In that regard, their first performance in Montreal failed. To be fair, the rules are different and stricter for a band in this unique position. That is why it was disappointing that a group cunning enough to get where they are, would plod through the opening number when a statement was needed. The vocal mix was abrasive and maintained at that level for the first few songs, serving only to give ammunition to haters of Alec Ounsworth's distinctive yet familiar style. Overall, the band played uninspiredly and sloppily without much in the way of charisma. Thankfully, there are a handful of songs that are so good that they manage to rise about these shortcomings, particularly "In This Home On Ice" and "Upon This Tidal Wave Of Young Blood". Still, these loaded and emotionally volatile songs are ultimately wasted on this unspectacular performance. They deserved to be carved into our memories, like all great songs are.

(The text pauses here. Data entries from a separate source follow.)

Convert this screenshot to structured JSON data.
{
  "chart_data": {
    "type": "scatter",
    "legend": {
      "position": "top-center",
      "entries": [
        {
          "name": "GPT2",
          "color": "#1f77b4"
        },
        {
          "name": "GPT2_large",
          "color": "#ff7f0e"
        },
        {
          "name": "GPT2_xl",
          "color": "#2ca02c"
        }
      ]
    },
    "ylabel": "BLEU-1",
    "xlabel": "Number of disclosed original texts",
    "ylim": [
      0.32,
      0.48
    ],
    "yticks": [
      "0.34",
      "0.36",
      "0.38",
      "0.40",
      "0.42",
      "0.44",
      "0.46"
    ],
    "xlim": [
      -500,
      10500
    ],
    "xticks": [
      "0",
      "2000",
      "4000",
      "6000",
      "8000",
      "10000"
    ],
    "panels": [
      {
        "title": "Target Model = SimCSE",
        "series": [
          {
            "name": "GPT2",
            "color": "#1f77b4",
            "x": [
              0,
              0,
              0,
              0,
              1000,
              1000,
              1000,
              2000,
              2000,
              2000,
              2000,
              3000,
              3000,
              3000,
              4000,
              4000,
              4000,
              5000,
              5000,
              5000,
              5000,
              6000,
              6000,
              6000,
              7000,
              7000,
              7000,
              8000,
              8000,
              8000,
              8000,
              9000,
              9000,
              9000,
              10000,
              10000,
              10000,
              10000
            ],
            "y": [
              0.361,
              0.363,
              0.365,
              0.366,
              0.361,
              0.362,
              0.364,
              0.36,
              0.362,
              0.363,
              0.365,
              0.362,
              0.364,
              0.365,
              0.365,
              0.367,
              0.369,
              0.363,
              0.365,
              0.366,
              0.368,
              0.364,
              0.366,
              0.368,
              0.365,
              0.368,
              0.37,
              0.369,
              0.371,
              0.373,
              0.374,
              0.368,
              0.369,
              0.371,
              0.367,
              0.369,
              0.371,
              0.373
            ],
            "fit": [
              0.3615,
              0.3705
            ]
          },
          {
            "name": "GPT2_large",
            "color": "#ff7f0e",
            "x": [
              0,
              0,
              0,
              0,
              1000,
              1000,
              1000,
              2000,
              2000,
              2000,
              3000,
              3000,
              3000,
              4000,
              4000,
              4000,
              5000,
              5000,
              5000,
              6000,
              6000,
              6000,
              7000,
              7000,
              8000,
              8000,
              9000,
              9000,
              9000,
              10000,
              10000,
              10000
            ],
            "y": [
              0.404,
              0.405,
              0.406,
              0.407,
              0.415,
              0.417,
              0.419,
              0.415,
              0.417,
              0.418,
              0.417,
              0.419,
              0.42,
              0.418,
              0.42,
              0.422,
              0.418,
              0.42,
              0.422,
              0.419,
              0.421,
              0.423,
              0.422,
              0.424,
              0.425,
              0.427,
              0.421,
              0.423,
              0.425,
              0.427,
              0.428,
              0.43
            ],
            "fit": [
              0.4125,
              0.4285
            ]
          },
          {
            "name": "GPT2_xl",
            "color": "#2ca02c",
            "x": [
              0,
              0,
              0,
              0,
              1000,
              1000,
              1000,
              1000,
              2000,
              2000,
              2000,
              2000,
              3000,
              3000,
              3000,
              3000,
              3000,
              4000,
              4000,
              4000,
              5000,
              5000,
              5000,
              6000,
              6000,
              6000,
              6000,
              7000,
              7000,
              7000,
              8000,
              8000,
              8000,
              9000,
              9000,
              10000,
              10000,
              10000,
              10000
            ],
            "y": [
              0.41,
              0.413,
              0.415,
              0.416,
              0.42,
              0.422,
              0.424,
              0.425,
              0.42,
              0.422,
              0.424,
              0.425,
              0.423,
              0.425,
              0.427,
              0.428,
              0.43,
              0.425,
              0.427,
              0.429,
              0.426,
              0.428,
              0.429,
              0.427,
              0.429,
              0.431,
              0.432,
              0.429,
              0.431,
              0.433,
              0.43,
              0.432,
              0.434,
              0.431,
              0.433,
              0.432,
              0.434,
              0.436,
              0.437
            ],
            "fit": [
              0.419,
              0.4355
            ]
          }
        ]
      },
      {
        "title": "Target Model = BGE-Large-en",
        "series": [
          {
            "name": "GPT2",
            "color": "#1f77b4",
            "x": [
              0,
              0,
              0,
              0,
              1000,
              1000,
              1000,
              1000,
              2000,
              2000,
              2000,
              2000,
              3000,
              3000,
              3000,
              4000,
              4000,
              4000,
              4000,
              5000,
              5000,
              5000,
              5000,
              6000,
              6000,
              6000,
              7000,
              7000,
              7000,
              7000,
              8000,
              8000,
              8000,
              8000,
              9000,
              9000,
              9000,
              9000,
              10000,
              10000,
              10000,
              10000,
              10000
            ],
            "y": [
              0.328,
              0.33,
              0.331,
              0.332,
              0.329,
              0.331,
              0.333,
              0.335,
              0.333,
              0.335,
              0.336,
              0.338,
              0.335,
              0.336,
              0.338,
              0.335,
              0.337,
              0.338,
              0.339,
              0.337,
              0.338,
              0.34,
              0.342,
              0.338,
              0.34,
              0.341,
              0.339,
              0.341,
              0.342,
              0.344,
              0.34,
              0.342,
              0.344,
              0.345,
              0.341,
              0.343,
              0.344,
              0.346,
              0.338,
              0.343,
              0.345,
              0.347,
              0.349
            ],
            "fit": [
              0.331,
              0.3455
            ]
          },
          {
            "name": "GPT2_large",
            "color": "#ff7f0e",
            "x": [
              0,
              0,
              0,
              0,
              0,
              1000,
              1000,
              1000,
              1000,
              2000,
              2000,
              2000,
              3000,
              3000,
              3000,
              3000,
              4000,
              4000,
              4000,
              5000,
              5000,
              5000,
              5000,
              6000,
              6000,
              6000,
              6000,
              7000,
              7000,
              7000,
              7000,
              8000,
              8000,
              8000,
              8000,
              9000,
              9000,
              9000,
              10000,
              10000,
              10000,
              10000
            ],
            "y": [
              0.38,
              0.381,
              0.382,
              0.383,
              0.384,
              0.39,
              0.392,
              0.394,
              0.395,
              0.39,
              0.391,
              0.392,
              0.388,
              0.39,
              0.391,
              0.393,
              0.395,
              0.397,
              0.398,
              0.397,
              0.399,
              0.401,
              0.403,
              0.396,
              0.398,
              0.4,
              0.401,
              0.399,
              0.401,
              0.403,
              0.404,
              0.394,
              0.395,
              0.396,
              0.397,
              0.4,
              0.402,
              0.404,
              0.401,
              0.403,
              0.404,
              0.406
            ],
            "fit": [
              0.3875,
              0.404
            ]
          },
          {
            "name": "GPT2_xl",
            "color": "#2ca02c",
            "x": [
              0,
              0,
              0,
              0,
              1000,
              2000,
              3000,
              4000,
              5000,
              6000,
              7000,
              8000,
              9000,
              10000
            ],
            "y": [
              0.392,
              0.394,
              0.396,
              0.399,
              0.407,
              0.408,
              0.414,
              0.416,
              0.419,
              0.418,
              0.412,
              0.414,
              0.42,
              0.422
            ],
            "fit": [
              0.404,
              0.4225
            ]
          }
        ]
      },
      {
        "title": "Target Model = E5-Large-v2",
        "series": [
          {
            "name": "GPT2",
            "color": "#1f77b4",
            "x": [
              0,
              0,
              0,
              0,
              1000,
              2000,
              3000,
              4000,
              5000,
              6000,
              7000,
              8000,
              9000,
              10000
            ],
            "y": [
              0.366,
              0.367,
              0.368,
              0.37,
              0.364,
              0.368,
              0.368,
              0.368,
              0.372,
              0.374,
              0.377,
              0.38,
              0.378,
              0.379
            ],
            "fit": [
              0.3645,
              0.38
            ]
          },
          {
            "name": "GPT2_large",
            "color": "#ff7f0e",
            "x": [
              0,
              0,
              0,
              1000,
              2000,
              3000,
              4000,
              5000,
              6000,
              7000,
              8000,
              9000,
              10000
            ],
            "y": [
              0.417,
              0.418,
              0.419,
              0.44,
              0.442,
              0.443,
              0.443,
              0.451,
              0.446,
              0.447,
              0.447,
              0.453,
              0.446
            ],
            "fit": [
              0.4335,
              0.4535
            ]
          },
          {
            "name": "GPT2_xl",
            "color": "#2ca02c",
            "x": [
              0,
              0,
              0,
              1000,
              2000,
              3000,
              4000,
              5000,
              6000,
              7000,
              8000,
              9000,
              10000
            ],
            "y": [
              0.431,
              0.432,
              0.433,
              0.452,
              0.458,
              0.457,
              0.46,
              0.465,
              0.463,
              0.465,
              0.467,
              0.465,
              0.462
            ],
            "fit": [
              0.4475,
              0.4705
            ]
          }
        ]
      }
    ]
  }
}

Surely, Clap Your Hands Say Yeah! did not ask for all of this. Unfair expectations are placed on their shoulders by fickle fans and an overly enthusiastic press. This would burn out a lot of folks, so perhaps they did give us everything they had. Word is that they were held back at the border and didn't have time for a sound check. However, one still walks away from the show feeling that this was not a hungry band. And because of that, they feel barely worth the trouble to defend against the kneejerk haters. If you can't stick up for a band that you like, where's the emotional investment? This question wouldn't arise if it wasn't for the fact that their music on record is capable of building into genuinely euphoric moments. It is warm and exciting, and it seems to come more from the heart than the brain. Yet live, it appears that the opposite is closer to the truth. So then, are we being played?